The fifth round of negotiations on the Iranian nuclear file continues today, Wednesday, in the Austrian capital Vienna, under the supervision of the European Union, and Iranian President Hassan Rouhani announced that progress has been made, which he described as remarkable in the talks.

The talks were held in an atmosphere described as positive, after Iran and the International Atomic Energy Agency reached an understanding to extend their agreement to monitor nuclear activities.

Rouhani revealed that common understandings had been reached on the main points between the parties participating in the talks.

The Iranian president said that all matters are now ready to reactivate the nuclear agreement, and called on Washington to take the first step to lift the sanctions on Tehran.

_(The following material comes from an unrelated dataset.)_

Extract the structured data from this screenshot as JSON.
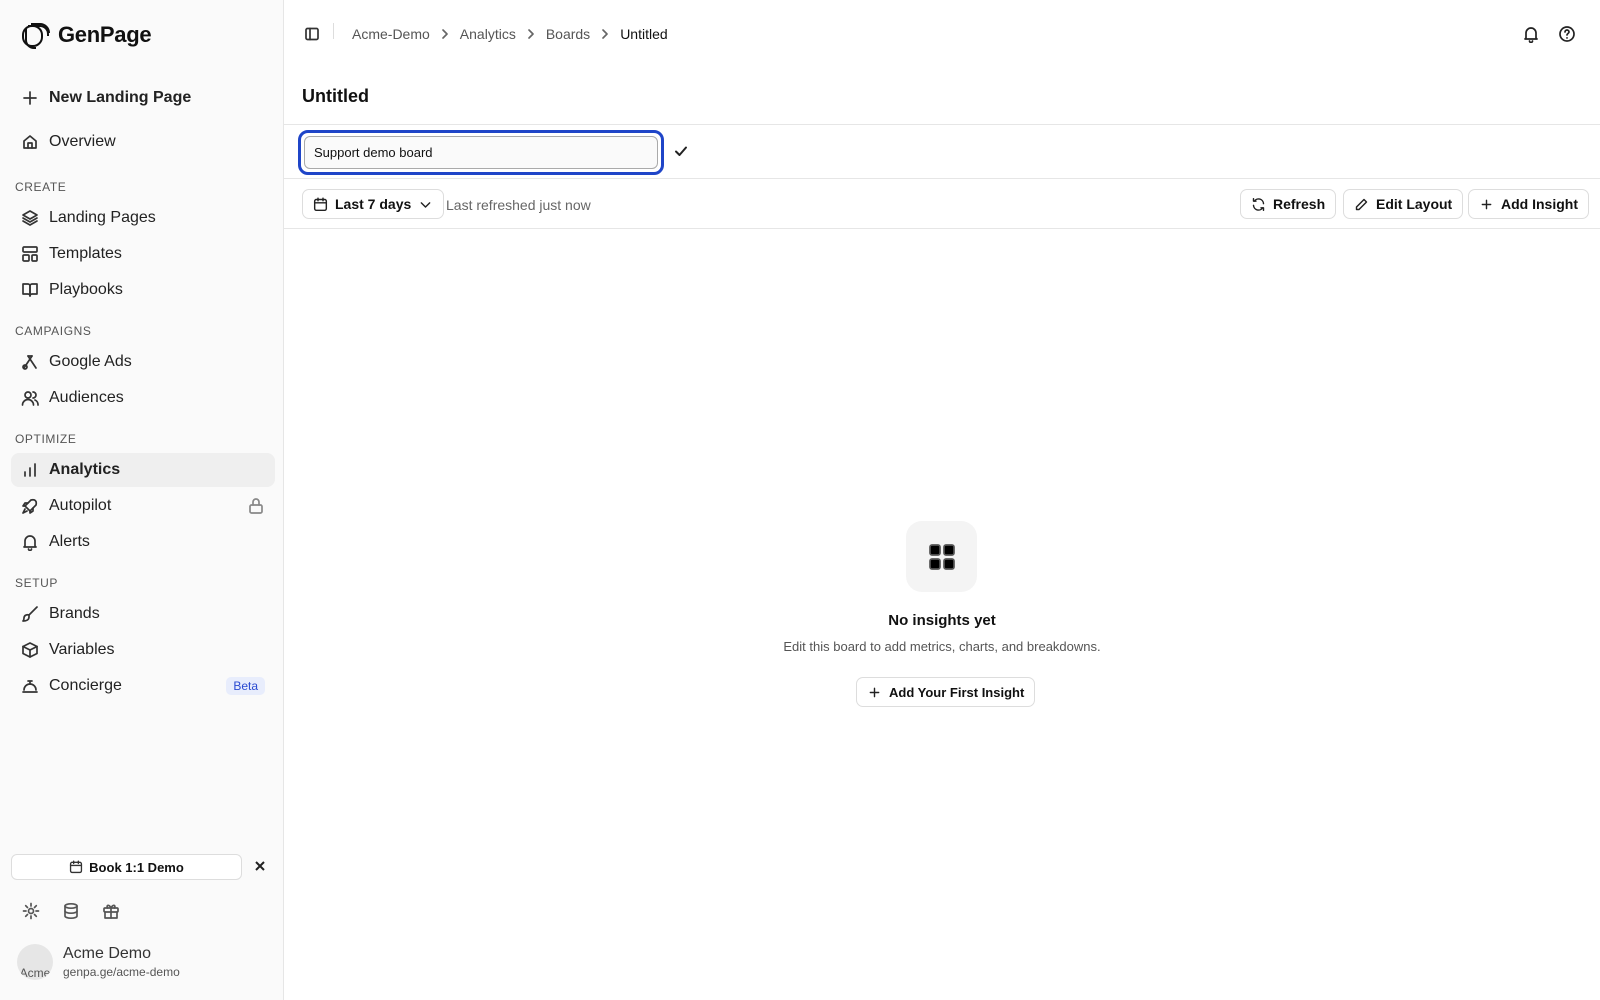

Iranian Assistant Foreign Minister and chief Iranian negotiator Abbas Araghchi said that Tehran's goal is not to end the negotiations quickly, but rather to meet its demands, which he described as legitimate, and to preserve the interests of his country.

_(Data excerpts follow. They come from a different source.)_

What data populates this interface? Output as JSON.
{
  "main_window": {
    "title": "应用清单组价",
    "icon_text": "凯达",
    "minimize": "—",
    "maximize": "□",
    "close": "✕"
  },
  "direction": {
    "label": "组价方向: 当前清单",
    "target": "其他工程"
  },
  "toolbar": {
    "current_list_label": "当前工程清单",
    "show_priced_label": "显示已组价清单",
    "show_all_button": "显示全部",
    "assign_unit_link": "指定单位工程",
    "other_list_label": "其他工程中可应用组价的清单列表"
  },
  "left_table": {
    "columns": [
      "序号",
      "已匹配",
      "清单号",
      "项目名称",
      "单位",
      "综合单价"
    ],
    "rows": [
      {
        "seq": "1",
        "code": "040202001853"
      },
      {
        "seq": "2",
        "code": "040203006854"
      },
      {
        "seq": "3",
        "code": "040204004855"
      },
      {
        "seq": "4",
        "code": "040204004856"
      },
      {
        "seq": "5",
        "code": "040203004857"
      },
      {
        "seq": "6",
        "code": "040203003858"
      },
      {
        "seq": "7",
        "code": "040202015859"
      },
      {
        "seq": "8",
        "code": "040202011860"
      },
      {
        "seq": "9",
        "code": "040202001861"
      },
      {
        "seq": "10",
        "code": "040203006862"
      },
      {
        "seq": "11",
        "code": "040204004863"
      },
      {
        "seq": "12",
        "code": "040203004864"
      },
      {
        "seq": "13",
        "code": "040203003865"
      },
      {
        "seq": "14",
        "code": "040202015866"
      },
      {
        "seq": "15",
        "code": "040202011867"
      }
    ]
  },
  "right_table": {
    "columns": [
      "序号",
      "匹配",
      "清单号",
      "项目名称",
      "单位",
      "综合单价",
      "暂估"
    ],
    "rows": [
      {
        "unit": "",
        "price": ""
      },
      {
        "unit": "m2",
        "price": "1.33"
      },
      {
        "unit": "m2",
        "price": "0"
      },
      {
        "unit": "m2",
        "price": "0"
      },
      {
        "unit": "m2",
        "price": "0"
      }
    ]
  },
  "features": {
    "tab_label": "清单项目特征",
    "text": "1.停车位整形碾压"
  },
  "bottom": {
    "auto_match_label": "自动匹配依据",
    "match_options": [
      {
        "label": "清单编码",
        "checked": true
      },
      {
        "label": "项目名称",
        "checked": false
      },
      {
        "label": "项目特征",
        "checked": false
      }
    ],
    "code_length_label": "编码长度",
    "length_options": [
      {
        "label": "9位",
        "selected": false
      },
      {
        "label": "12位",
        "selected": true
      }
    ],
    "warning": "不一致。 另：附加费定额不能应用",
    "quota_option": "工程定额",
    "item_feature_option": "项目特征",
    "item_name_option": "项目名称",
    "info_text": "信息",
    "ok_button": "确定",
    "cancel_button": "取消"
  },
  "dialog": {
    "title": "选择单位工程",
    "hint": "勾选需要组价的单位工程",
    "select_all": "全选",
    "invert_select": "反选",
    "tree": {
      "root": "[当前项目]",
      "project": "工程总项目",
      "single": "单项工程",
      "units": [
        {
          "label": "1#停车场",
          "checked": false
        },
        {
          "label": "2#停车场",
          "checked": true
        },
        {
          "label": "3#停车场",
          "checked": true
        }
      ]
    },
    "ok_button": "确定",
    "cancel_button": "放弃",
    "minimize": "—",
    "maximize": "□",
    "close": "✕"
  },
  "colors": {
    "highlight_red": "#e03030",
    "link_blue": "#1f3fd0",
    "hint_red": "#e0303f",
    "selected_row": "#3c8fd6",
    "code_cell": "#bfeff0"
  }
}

Araghchi also said that the nuclear talks in Vienna witnessed relative progress during the previous four rounds.

Common ground

For his part, the spokesman for the European Union mission to Vienna, Alan Matton, said that the participants in the meeting on the first day of the fifth round of negotiations on the Iranian nuclear deal said that discussions will continue at the level of experts within working groups.

The EU spokesman added that the EU would continue talks with all participants in the nuclear deal in order to reach common ground.

Matton said that the aim of the current talks is for the United States to return to the agreement and to ensure its full implementation.

In the same context, the Russian representative to international organizations in Vienna said that the fifth round of negotiations with Iran might be the last, while Robert Malley, the US special envoy to Iran, said that the last round of Vienna talks was constructive and witnessed tangible progress.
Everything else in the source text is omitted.